Aims: To monitor the physiological changes and quality indicators of red cell concentrates (RCCs) from donors with severe ID, donors with mild ID and donors with normal ferritin levels during product storage.

Methods: A specific donor population prone to ID was selected. Twenty-two female donors aged 19–64 years were randomly selected for inclusion over a 9-month period. A blood sample was collected to determine serum ferritin levels and classify donors in three groups: <11 μg/L (“severe ID”), 11–25 μg/L (“mild ID”) and >25 μg/L (“controls”). Four whole blood (WB) samples were collected in tubes (Vtotal = 28 mL) and stored at T = 4°C overnight. RCCs were then prepared based on a method adapted for small volumes of WB. WB was leukoreduced by filtration and red blood cells (RBCs) were isolated by centrifugation and dispersed in AS-3 to obtain 50% haematocrit RCCs. RCCs were stored 42 days in small volume containers designed to reproduce the biochemical conditions of regular storage bags. The following parameters were assessed at day 0 and 42 of storage: complete blood count, RBC deformability (using a microfluidic device), ATP level (luminescence assay), reticulocyte count (flow cytometry) and haemolysis.

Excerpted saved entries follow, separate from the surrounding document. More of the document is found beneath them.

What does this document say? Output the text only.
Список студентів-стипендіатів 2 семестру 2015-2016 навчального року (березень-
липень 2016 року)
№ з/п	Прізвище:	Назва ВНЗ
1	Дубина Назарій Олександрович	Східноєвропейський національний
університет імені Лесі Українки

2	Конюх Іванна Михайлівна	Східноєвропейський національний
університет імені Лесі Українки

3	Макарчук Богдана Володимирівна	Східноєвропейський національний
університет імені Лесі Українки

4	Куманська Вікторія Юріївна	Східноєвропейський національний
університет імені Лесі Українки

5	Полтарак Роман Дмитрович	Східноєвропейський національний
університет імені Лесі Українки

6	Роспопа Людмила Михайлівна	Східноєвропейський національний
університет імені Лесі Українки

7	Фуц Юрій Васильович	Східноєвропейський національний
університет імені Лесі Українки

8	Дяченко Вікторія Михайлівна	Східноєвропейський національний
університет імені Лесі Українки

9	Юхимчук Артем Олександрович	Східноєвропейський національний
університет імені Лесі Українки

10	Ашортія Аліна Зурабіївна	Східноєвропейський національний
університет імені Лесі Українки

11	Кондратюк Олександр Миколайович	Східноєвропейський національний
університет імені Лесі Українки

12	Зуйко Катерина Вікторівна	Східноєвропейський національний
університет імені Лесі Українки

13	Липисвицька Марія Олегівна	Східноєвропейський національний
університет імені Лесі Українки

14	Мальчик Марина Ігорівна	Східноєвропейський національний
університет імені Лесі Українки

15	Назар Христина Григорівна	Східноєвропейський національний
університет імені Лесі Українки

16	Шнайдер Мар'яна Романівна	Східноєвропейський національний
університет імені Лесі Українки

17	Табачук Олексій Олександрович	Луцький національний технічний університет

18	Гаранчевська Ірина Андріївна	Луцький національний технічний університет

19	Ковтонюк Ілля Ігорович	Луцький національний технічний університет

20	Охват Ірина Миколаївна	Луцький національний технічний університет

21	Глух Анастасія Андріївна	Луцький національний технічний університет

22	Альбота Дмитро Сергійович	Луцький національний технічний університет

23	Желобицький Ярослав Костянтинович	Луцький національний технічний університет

Results: Mean ± standard deviation (SD) ferritin levels were 9 ± 3 μg/L for donors with severe ID, 16 ± 3 μg/L for donors with mild ID, and 66 ± 19 μg/L for controls. The mean ± SD deformability of RBCs was similar among the three groups at day 0 (i.e., severe ID = 2.1 ± 0.1 a.u., mild ID = 2.0 ± 0.2 a.u., controls = 2.1 ± 0.1 a.u.) as it was for mean ± SD relative impairment of RBCs deformability over the storage period (i.e., severe ID = 33 ± 4%, mild ID = 29 ± 7%, controls = 31 ± 6%). Mean ± SD ATP levels were also similar at day 0 (severe ID = 2.5 ± 0.3 μmol/g Hb, mild ID = 2.7 ± 0.7 μmol/g Hb, controls = 2.8 ± 0.4 μmol/g Hb) and day 42 (severe ID = 1.5 ± 0.7 μmol/g Hb, mild ID = 1.5 ± 0.4 μmol/g Hb, controls = 1.4 ± 0.4 μmol/g Hb). At day 42, mean ± SD haemolysis levels were 0.5 ± 0.2% for donors with severe ID, 0.3 ± 0.1% for those with mild ID, and 0.4 ± 0.2% for controls.

Summary/Conclusions: The quality of RCCs from donors with mild or severe ID did not significantly differ from that of regular donors throughout storage. Their RBC deformability lowered throughout the storage period but at the same rate seen for the control group, an expected phenomenon associated to storage lesions. Isolation and storage of RCCs in this study differ from usual blood banks practice. However, haemolysis levels at the end of storage suggest the procedure was well tolerated by RBCs. Therefore, overall results suggest that ID, which might occur after frequent blood donation, may not impact the quality of blood products during storage, although ferritin levels should be monitored in frequent donors to prevent signs of ID.